Philibert Berthelier
Philibert Berthelier (* um 1465 in Virieu-le-Grand; † 23. August 1519 in Genf) war ein Genfer Politiker und ein Verteidiger der Freiheiten und der Privilegien der Genfer Bürger gegen den Genfer Fürstbischof und gegen den Herzog von Savoyen.
Leben
Er war der Sohn eines reichen Besitzers von Weinbergen und einer Gerberei im Valromey, der 1464 Bürger von Genf wurde. Philibert Berthelier studierte Jura, wahrscheinlich in Chambéry. Er kaufte 1482 und 1485 zwei Häuser in Genf. Aber er arbeitete auch für den Landesherrn von Virieu-le-Grand: zuerst er stand zuerst im Dienste von Philipp II. von Savoyen und dann von René von Savoyen, den er bei dem italienischen Feldzug von Ludwig XII. 1502–1503 begleitete.
Danach liess er sich definitiv in Genf nieder. Er wurde 1505 Hauptmann der Bogenschützenkompanie und Mitglied des Rats der Fünfzig. Am 10. Februar 1512 wurde er in den Kleinen Rat gewählt.
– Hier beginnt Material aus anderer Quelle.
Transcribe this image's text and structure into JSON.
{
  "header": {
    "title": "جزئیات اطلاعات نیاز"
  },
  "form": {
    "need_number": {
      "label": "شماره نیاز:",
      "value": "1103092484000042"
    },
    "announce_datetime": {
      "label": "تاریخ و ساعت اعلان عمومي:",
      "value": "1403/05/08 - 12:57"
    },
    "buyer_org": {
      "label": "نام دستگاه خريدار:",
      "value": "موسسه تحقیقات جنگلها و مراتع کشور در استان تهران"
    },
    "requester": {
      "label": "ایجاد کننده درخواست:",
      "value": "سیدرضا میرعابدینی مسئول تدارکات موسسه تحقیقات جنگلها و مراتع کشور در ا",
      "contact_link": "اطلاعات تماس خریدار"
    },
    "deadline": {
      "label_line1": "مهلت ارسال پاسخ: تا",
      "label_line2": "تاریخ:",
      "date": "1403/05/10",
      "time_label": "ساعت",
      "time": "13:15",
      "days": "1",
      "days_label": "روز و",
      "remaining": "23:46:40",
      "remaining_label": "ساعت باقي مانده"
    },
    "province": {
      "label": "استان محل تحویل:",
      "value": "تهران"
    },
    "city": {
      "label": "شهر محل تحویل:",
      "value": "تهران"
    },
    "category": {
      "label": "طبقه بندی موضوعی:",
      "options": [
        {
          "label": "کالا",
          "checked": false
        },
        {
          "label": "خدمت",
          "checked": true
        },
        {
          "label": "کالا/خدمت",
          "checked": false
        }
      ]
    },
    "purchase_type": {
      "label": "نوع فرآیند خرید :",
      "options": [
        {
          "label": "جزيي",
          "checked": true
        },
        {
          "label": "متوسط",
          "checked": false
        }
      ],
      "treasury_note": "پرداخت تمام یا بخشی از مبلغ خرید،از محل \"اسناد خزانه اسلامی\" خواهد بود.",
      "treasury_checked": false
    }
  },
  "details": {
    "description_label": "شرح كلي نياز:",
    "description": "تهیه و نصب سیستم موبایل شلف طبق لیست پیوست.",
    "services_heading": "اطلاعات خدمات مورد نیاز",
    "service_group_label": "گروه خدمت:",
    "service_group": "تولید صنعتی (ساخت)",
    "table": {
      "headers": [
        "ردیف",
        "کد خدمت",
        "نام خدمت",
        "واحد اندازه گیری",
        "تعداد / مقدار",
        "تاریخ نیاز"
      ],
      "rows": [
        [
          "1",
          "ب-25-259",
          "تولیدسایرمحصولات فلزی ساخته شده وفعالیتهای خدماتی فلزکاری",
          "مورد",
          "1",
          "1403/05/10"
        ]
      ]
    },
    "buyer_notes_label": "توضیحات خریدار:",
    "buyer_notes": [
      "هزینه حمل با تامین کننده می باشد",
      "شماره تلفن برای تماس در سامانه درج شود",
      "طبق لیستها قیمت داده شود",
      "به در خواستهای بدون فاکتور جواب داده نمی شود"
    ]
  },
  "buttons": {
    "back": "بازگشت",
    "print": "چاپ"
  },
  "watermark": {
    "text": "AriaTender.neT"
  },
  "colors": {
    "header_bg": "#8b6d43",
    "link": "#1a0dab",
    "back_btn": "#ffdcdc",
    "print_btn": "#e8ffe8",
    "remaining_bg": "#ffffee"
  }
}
Von 1513 bis 1516 war er Kastellan von Peney, das dem Bischof unterstand. Er heiratete Amblarde Du Crest und hatte zwei Söhne: Philibert und François Daniel.
Er war einer der Anführer der Fraktion, die eine grössere Unabhängigkeit der Stadt Genf vom Fürstbischof und insbesondere von den Herzögen von Savoyen zu erreichen suchten, und die zu diesem Zweck eine Allianz mit den Schweizer Kantonen befürworteten. Die Herzöge von Savoyen versuchten trotz der existierenden Handfeste die Stadt in ihr Territorium einzuverleiben. Am Anfang des 16. Jahrhunderts besassen sie die meisten umliegenden Gebiete. Sie hatten auch schon die Herrschaft über das Château de l'Ile, eine Burg in Genf auf der brückentragenden Insel in der Rhone, und sie vermochten öfters Mitglieder des Hauses Savoyen auf den Fürstbischofssitz zu platzieren.
Philibert Berthelier kämpfte insbesondere gegen den 1513 ernannten neuen Bischof Jean-Louis von Savoyen, der vom Herzog Karl III. von Savoyen unterstützt wurde. Nachdem 1517 ein Haftbefehl gegen ihn erlassen wurde, flüchtete er für ein paar Monate nach Freiburg (er hatte 1512 das Freiburger Bürgerrecht erteilt bekommen). Dort hat er zusammen mit dem Genfer Bezanson Hugues ein Burgrecht zwischen den beiden Städten ausgehandelt. Als er 1518 nach Genf zurückkehrte, wurde er wegen Majestätsbeleidigung vor Gericht der Stadt angeklagt, aber die Syndics sprachen ihn am Anfang des Jahres 1519 frei.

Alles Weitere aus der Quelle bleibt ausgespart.